When it was released 50 years ago this week, The Godfather had broken all revenue records, won the Oscar for best feature film and familiarized the whole world with the mafia, its ruthless traditions and its turpitudes.
When director Francis Ford Coppola, 82 years old today, was offered to adapt this successful novel by Mario Puzo to the screen, he almost refused.
“I was deeply disappointed when I started reading it… It was really a commercial work that Mario Puzo had written to earn money for his children,” Coppola said Monday in Los Angeles, during a screening commemorating the 50th anniversary of his film.
“When they offered me the opportunity to do this, mainly because everyone else had already said no, I too declined,” said this figure in American cinema.
Luckily for him, one of his young associates named George Lucas explained to him that this was an offer he couldn’t refuse because they had to save their small independent production company, American Zoetrope, from bankruptcy.
“Francis, we need that money! The taxman will padlock the front door… You have to take a job like that, “said his friend the one who was going to create the phenomenon Star Wars a few years later, Coppola said.
The sequel is legend.
The Godfatherreleased on March 24, 1972 in a large number of cinemas, became six months later the film with the highest grossing in history, snatching this record from the emblematic Gone with the windproduced in 1939.
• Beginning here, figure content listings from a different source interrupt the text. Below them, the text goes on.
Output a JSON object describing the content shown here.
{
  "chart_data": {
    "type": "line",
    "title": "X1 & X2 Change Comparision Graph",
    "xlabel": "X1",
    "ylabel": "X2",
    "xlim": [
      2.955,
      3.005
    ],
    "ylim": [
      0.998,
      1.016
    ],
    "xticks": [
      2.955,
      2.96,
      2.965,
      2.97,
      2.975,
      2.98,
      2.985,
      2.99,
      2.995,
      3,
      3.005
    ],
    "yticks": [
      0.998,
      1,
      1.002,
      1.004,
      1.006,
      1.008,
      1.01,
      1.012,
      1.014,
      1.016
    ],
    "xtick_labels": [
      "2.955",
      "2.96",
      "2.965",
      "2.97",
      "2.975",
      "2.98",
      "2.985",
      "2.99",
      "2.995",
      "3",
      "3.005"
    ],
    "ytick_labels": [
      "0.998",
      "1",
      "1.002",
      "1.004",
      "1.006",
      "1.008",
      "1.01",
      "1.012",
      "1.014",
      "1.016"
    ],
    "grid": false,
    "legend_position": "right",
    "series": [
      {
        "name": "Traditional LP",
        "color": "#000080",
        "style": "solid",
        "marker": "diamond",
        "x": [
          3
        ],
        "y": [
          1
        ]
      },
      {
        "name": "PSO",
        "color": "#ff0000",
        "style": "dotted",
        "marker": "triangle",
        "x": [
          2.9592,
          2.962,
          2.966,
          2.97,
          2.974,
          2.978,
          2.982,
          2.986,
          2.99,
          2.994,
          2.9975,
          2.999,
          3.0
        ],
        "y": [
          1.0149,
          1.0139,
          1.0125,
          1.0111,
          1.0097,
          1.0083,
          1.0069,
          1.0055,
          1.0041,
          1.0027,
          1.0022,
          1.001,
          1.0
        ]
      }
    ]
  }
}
According to experts, The Godfather in a way ushered in the era of blockbusters, confirmed three years later by a new box office record set by Jaws by Steven Spielberg.
According to Peter Biskind in his book The New HollywoodFrancis Ford Coppola largely won his bet with Paramount studios, which had agreed to pay him an extension limousine if the receipts from the Godfather reached $50 million. They had exceeded 130 million at the time, a sum of the order of 880 million current dollars taking inflation into account.
Coppola had at the same time become one of the first star directors, with enough artistic credibility to have all his projects financed.
“It was the beginning of a new era for directors,” writes Peter Biskind.
“Not at all happy”
The Godfather however, a priori had few tricks up its sleeve to achieve such success.
By 1972 gangster movies were largely out of fashion. Four years earlier, Paramount had released The Sicilian Friars with Kirk Douglas, who flopped.
The studio owned the rights to Mario Puzo’s novel, which was growing in popularity, and decided to give it a shot anyway. He had had a hard time finding a candidate: Elia Kazan, Costa-Gavras and Peter Bogdanovich had in turn declined.
Francis Ford Coppola may well be the leader of the so-called “New Hollywood” movement, part of the counter-culture and wanting to modernize cinematographic codes, he was far from having the notoriety of the latter.
He had no big successes to his credit and it was mainly because of his Italian origins that Paramount had approached him.
After having said “yes”, Coppola had all the same set his conditions: Paramount wanted an adaptation quickly done well, and above all cheap, but the director had asked for a bigger budget. In particular, he wanted the film to take place in New York in the 1940s, which involved a significant cost in terms of sets and costumes.
This meant that the $2 or $2.5 million budget “was probably going to be at least double that.” “And they weren’t happy with that at all,” recalls the director.
Coppola had also taken the beak with the production concerning the casting.
The only star of the film, Marlon Brando, was on the return. Al Pacino, still relatively unknown, was not “the big, handsome guy” they wanted. “Al is very handsome, but in his very own way,” Coppola joked.
“All the women loved him very much. Al Pacino was very attractive to girls. I wondered why exactly, but it has always been the case, ”added the filmmaker.
Ultimately, The Godfather won the flagship Oscar for Best Feature, Brando won Best Actor that year, and Al Pacino was one of three film stars to be nominated for Best Supporting Actor.